A final group, consisting of European institutions and supervisors, will monitor capital flows and carry out economic impact assessments of proposals made by the Platform.
Each working group will be allowed to make policy recommendations to the Commission. Decisions will be made centrally and include all Platform members.
While the current Platform’s mandate is due to run for two years until Q3 2022 – culminating in a Final Report – the working groups looking at the feasibility of social, negative and neutral taxonomies have been asked to report on their findings prior to that. A decision on whether to pursue their development will be made by the Commission sometime in the next year.

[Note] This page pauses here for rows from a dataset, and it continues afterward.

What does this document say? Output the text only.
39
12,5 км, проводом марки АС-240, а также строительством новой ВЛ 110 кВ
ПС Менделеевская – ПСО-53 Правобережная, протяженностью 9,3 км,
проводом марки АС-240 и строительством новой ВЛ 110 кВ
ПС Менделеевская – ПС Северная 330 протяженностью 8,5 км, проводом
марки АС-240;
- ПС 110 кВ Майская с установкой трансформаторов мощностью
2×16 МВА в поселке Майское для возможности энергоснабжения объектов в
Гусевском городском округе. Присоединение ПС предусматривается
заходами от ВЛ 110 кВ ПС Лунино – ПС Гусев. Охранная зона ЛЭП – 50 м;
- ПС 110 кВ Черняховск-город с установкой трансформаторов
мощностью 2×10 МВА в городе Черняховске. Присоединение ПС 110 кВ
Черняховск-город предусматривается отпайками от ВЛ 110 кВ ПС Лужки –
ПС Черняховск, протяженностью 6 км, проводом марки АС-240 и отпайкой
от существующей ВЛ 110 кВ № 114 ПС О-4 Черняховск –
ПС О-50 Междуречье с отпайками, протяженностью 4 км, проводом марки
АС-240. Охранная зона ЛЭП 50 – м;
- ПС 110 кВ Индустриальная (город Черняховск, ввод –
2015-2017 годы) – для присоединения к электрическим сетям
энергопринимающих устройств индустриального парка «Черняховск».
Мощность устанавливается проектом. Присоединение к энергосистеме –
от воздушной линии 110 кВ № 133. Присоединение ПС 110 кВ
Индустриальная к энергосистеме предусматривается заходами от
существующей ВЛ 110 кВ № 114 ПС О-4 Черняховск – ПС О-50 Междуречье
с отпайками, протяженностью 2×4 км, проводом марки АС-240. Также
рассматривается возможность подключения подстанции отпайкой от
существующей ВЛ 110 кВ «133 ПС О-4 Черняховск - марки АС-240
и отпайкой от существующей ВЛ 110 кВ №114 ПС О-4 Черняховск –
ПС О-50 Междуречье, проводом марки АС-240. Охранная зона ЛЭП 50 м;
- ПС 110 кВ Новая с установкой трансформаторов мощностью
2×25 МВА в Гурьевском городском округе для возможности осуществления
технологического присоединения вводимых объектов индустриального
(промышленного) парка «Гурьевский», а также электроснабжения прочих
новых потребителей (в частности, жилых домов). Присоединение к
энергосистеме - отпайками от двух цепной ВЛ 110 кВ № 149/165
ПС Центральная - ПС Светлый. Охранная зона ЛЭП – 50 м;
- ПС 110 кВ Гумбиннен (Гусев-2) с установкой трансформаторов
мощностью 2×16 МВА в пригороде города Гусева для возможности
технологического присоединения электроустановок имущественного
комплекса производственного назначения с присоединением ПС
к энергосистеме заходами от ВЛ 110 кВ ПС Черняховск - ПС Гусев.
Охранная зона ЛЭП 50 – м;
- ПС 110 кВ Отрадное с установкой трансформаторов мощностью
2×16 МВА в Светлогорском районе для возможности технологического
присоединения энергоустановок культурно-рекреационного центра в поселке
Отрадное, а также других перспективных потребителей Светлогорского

Helena Viñes Fiestas, BNP Paribas Asset Management’s sustainability head, and rapporteur of the data and usability subgroup, told RI: “The Platform, which includes investors, civil society groups and companies, can be seen as a microcosm of Europe compared to the original Technical Expert Group, which was a lot more financial sector-focused. Our ability to achieve consensus will, to a degree, be a test as to whether Europe will be able to develop a common approach to combat climate change.”
“There is no question that the financial sector will report against the taxonomy once regulations are introduced but for me the taxonomy will be considered successful once investors start using it voluntarily to build their portfolios.”
The EC’s Platform on Sustainable Finance should not be confused with the similarly named International Platform on Sustainable Finance, an outreach initiative by the EU to support the development of common sustainable finance rules globally.